Malwa
Właścicielka Stajni

Dołączył: 10 Sie 2007
Posty: 195
Przeczytał: 0 tematów
Ostrzeżeń: 0/3
|
Wysłany: Wto 14:16, 01 Kwi 2008 Temat postu: Trening skokowy Topoli w towarzystwie Triny |
|
|
Czas: 1,5 godziny
Data: 19 lipca
Pogoda: gorąco (34 stopnie), bezwietrznie, minimalne zachmurzenie
Miejsce: roud-pen, półhala
Trener: Malwa
Cel treningu: Poprawa techniki skoku na poziomie LL w skokach.
PRZEBIEG TRENINGU
Przed Treningiem
Bardzo mnie martwi sztyność klaczki. Topola skacze, jakby była przywiązana do drąga. Mam zamiar przywrócic jej swobodę. Przyszłam po nią do boksu. Zwykle się cieszy się na mój widok, ale tym razem byla zajęta - spędzała czas z innymi klaczami i z Trinity. Z jej lewej strony była Fatamogana, z prawej Bota z Wija na grzbiecie, nieco dalej Milka i Marzena, a po korytarzu biegały kury. To częste zjawisko w naszej stajni - zwierzaki się lubią, a że jest ich mało - razem spędzaja czas w stajni. Ale będą miały jeszcze czas na pogaduszki - nas czeka teraz praca. Więc wyrowadziłam wszystkie zwierzaki na pastwisko, nawet kury poszły - lubią to, bo to ciekawsze jak kurnik. Ja natomist zabrałam Topolę i Trinny na round-pen.
Rozgrzewka
Na round penie ustawiłam dwie przeszkody - kopertę i stacjonatę - oraz cztery drągi. Skoki na loży przydadzą się klaczy - bez jeźdźca będzie jej łatwiej. Trinity zostawiłam obok okręgu, by mogła sobie popatrzeć. Skakała bez zrzutek, ale trochę sztywno. Jednak chyba lepiej, niż na parkurze. Potem było już naprawdę widocznie lepiej, ale nadal nie doskonale. Na tym zakończyłam rozgrzewkę.
Trening właściwy
Pozabierałam drągi i przeszkody na półhalę. Tam ustawiłam parkur, jaki kiedyś zrobiła FITF - ma on ciekawy układ, dobry dla Topoli.

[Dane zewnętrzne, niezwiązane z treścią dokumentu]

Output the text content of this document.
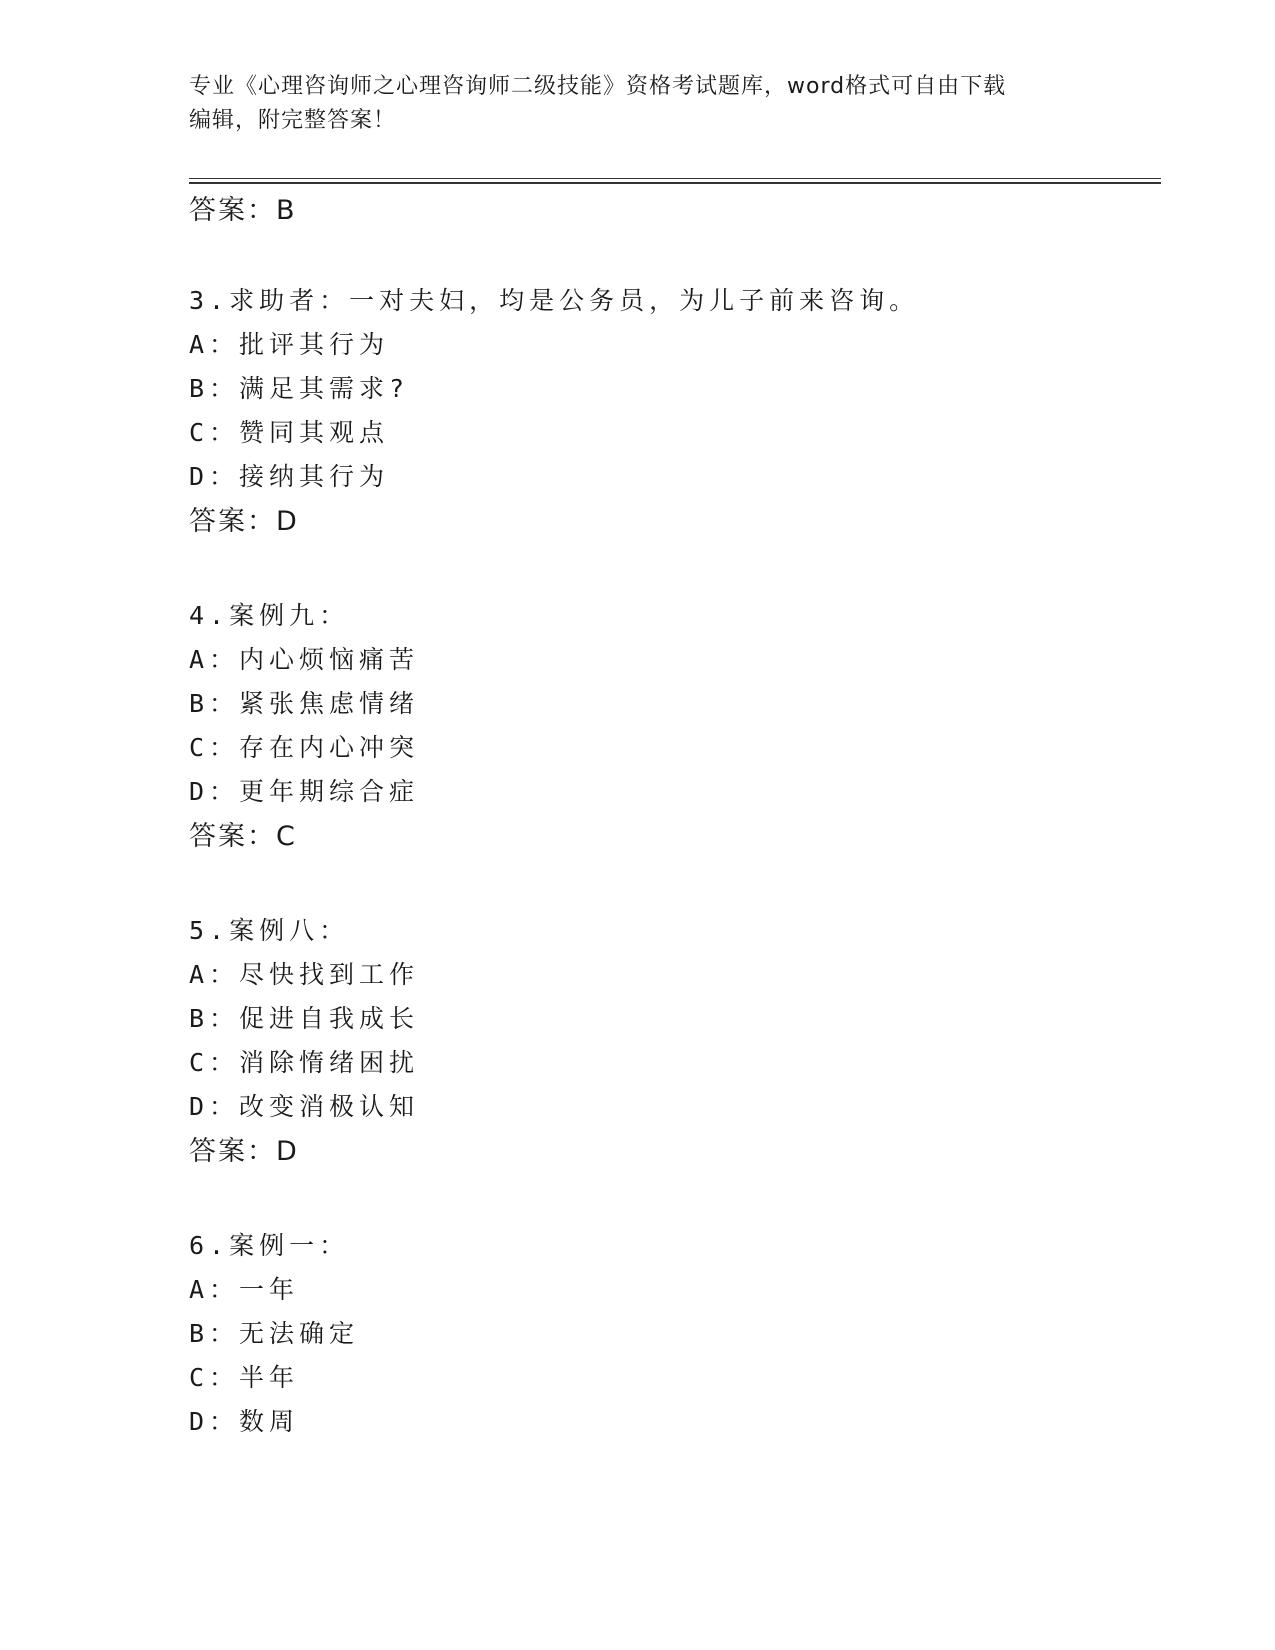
专业《心理咨询师之心理咨询师二级技能》资格考试题库，word格式可自由下载
编辑，附完整答案！
答案：B
3.求助者：一对夫妇，均是公务员，为儿子前来咨询。
A：批评其行为
B：满足其需求?
C：赞同其观点
D：接纳其行为
答案：D
4.案例九：
A：内心烦恼痛苦
B：紧张焦虑情绪
C：存在内心冲突
D：更年期综合症
答案：C
5.案例八：
A：尽快找到工作
B：促进自我成长
C：消除惰绪困扰
D：改变消极认知
答案：D
6.案例一：
A：一年
B：无法确定
C：半年
D：数周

Skakała nieźle. Juz mniej sztywno, jak przedtem. Myślę, że uda nam się wyplenic tę wadę. Trinny była zaciekawiona, wodziła za matką oczami. Uznałam, że warto włączyć ja w trening. Ustawiłam placz treningowy, z dużą ilością drągów.
Postanowiłam zacząć od szeregu drągów. Topola chodziła pewnie, nawet ze znudzeniem. Zachęciłam Tinny,by poszła za nami. Kroczyła z wielkim zainteresowaniem, wysoko podnosząc nogi, w najwyższym spokoju i skupieniu. To był stęp w najwiekszym zebraniu. Chyba jej sie to spodobało. Na zakręcających drągach szła już nieco szybciej, ale nadal stepem. Potem była niska koperta. Topola ją skoczyła i idzie dalej, ale jej potomkinia nie zachowałaby się tak przyziemnie, jakim jest obchodzenie przeszkody. oparła się o drągi by je zrzucić i iść dalej. Niestety, wtedy Topola najeżdżała na mur. Niespodziewnany dźwięk zrobił swoje - wyłamała, a ja, równie niespodziewanie przeleciałam jej przez szyję. Z wielkim hukiem znalazłam się na ziemi. Nic mi się niestało, więc wstałam, otrzepałam sie i podeszłam do klaczki. Obok stała Trincia, czekając na kolejne rozrywki. Wsiadłam na Topole, cofnełyśmy i najechałam ponownie. Topcia skoczyła wyjątkowo, jak na siebie, płynnie, choc nadla nie doskonale. Dalej obyło się bez przykrych niespodzianek, jedynie Trinny zchyliła głowę i przeszła pod dragiem stacjonaty.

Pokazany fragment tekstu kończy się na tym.